Ma c’è anche un dato che il presidente Sib Confcommercio ritiene particolarmente importante e positivo: quello relativo alla sicurezza sul litorale pisano. «Va rimarcata una nota di merito per gli operatori balneari: a fronte di un’altissima affluenza, il numero di incidenti sul nostro litorale è stato finora irrilevante», sottolinea.
Le spiagge attrezzate, dunque, si confermano luoghi sicuri e organizzati, nonostante un contesto economico che continua a mettere sotto pressione i bilanci delle famiglie italiane.
Stabilimenti balneari, numeri in linea con il 2025
Una sostanziale tenuta dei numeri viene evidenziata anche da Cristiano Scarpellini, presidente di Confcommercio Marina di Pisa e titolare del Bagno Marco Polo.
«I volumi complessivi sono in linea con lo scorso anno – afferma Scarpellini – pur evidenziando un calo di presenze legato all’aumento della benzina e al caldo torrido». La clientela abituale ha continuato a frequentare gli stabilimenti, mentre più contenuti sono stati gli altri flussi.
Per Scarpellini, il risultato assume un significato ancora maggiore considerando il clima di incertezza che continua a interessare il settore balneare. «Nonostante la forte precarietà legata alla vicenda delle aste – prosegue il titolare del Marco Polo – gli stabilimenti pisani hanno continuato a garantire servizi di alta qualità mantenendo i prezzi stabili degli ultimi anni e un clima familiare e accogliente garantito da sempre».
Ristoranti e locali, forte divario tra weekend e feriali
Se il comparto balneare riesce quindi a contenere le difficoltà, il quadro appare più problematico per le attività commerciali e della ristorazione sul litorale pisano.

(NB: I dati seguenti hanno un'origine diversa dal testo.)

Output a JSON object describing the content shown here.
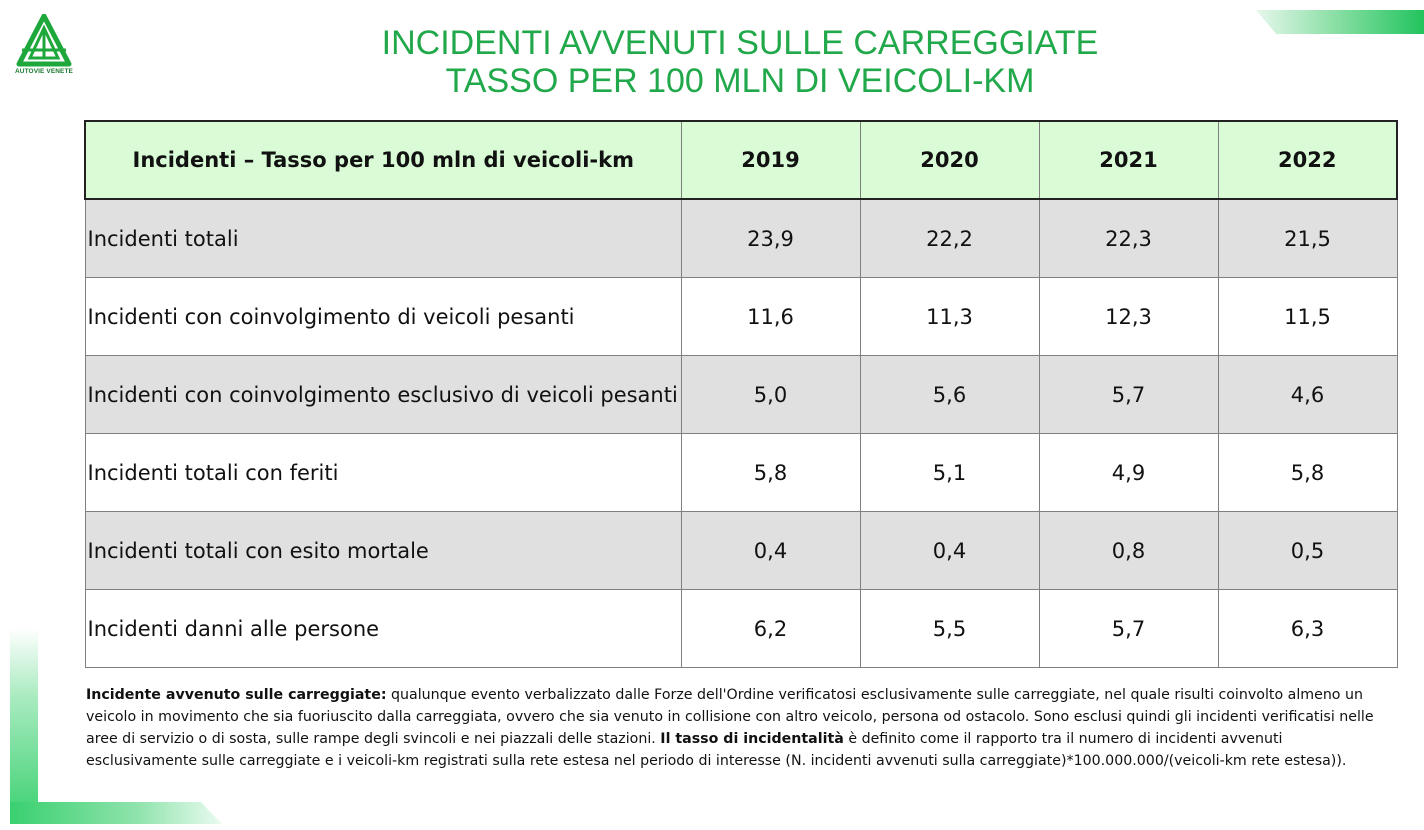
{
  "logo": {
    "text": "AUTOVIE VENETE",
    "color": "#1ea83c"
  },
  "title": {
    "line1": "INCIDENTI AVVENUTI SULLE CARREGGIATE",
    "line2": "TASSO PER 100 MLN DI VEICOLI-KM"
  },
  "table": {
    "header": {
      "label": "Incidenti – Tasso per 100 mln di veicoli-km",
      "years": [
        "2019",
        "2020",
        "2021",
        "2022"
      ]
    },
    "rows": [
      {
        "label": "Incidenti totali",
        "values": [
          "23,9",
          "22,2",
          "22,3",
          "21,5"
        ]
      },
      {
        "label": "Incidenti con coinvolgimento di veicoli pesanti",
        "values": [
          "11,6",
          "11,3",
          "12,3",
          "11,5"
        ]
      },
      {
        "label": "Incidenti con coinvolgimento esclusivo di veicoli pesanti",
        "values": [
          "5,0",
          "5,6",
          "5,7",
          "4,6"
        ]
      },
      {
        "label": "Incidenti totali con feriti",
        "values": [
          "5,8",
          "5,1",
          "4,9",
          "5,8"
        ]
      },
      {
        "label": "Incidenti totali con esito mortale",
        "values": [
          "0,4",
          "0,4",
          "0,8",
          "0,5"
        ]
      },
      {
        "label": "Incidenti danni alle persone",
        "values": [
          "6,2",
          "5,5",
          "5,7",
          "6,3"
        ]
      }
    ]
  },
  "footnote": {
    "term1": "Incidente avvenuto sulle carreggiate:",
    "text1": " qualunque evento verbalizzato dalle Forze dell'Ordine verificatosi esclusivamente sulle carreggiate, nel quale risulti coinvolto almeno un veicolo in movimento che sia fuoriuscito dalla carreggiata, ovvero che sia venuto in collisione con altro veicolo, persona od ostacolo. Sono esclusi quindi gli incidenti verificatisi nelle aree di servizio o di sosta, sulle rampe degli svincoli e nei piazzali delle stazioni. ",
    "term2": "Il tasso di incidentalità",
    "text2": " è definito come il rapporto tra il numero di incidenti avvenuti esclusivamente sulle carreggiate e i veicoli-km registrati sulla rete estesa nel periodo di interesse (N. incidenti avvenuti sulla carreggiate)*100.000.000/(veicoli-km rete estesa))."
  },
  "colors": {
    "title": "#21a84a",
    "header_bg": "#d9fbd6",
    "row_shaded": "#e0e0e0",
    "accent_green": "#22c45e"
  }
}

Massimo Rutinelli, presidente ConfLitorale Confcommercio Pisa, evidenzia una stagione caratterizzata da una forte disparità tra weekend e giorni feriali.
«Locali e ristoranti hanno lavorato nei fine settimana – racconta – ma durante gli altri giorni la presenza è stata minima», segnalando una situazione particolarmente delicata a Calambrone, dove si registrano cali percentuali a doppia cifra.
Secondo Rutinelli, alle difficoltà legate al costo della vita si sommano problemi strutturali che rischiano di penalizzare ulteriormente le imprese durante i mesi di maggiore affluenza.
«Oltre ai costi energetici e all’incertezza economica delle famiglie – conclude –, scontiamo anche gravi carenze nei servizi essenziali: infrastrutture come la rete elettrica e le connessioni internet risultano sottodimensionate nei mesi estivi, penalizzando le attività imprenditoriali».
Tirrenia: «Un’estate non estate»
Un giudizio particolarmente severo arriva infine da Virgilio Ruglioni, presidente Confcommercio Tirrenia e titolare del Tirrenia Doc Caffè, che parla di «un’estate non estate».
Secondo Ruglioni, infatti, la stagione non ha rispettato le aspettative e il confronto con gli anni precedenti. «Salviamo giugno, ma luglio e agosto molta meno gente in giro dal lunedì al venerdì», osserva.
Anche in questo caso, il nodo principale è rappresentato dal calo del turismo pendolare locale. «Al di là degli stranieri, è mancato soprattutto il turismo “nostro” a causa del caro vita e del grande caldo – spiega ancora Ruglioni –».
Un risultato che appare ancora più penalizzante alla luce degli investimenti e degli sforzi messi in campo per rendere attrattivo il litorale, in particolare Marenia, di cui si terrà sabato sera il gran finale con lo spettacolo pirotecnico sul lungomare di Marina di Pisa, ndr, anche attraverso gli eventi organizzati in collaborazione con il Comune di Pisa.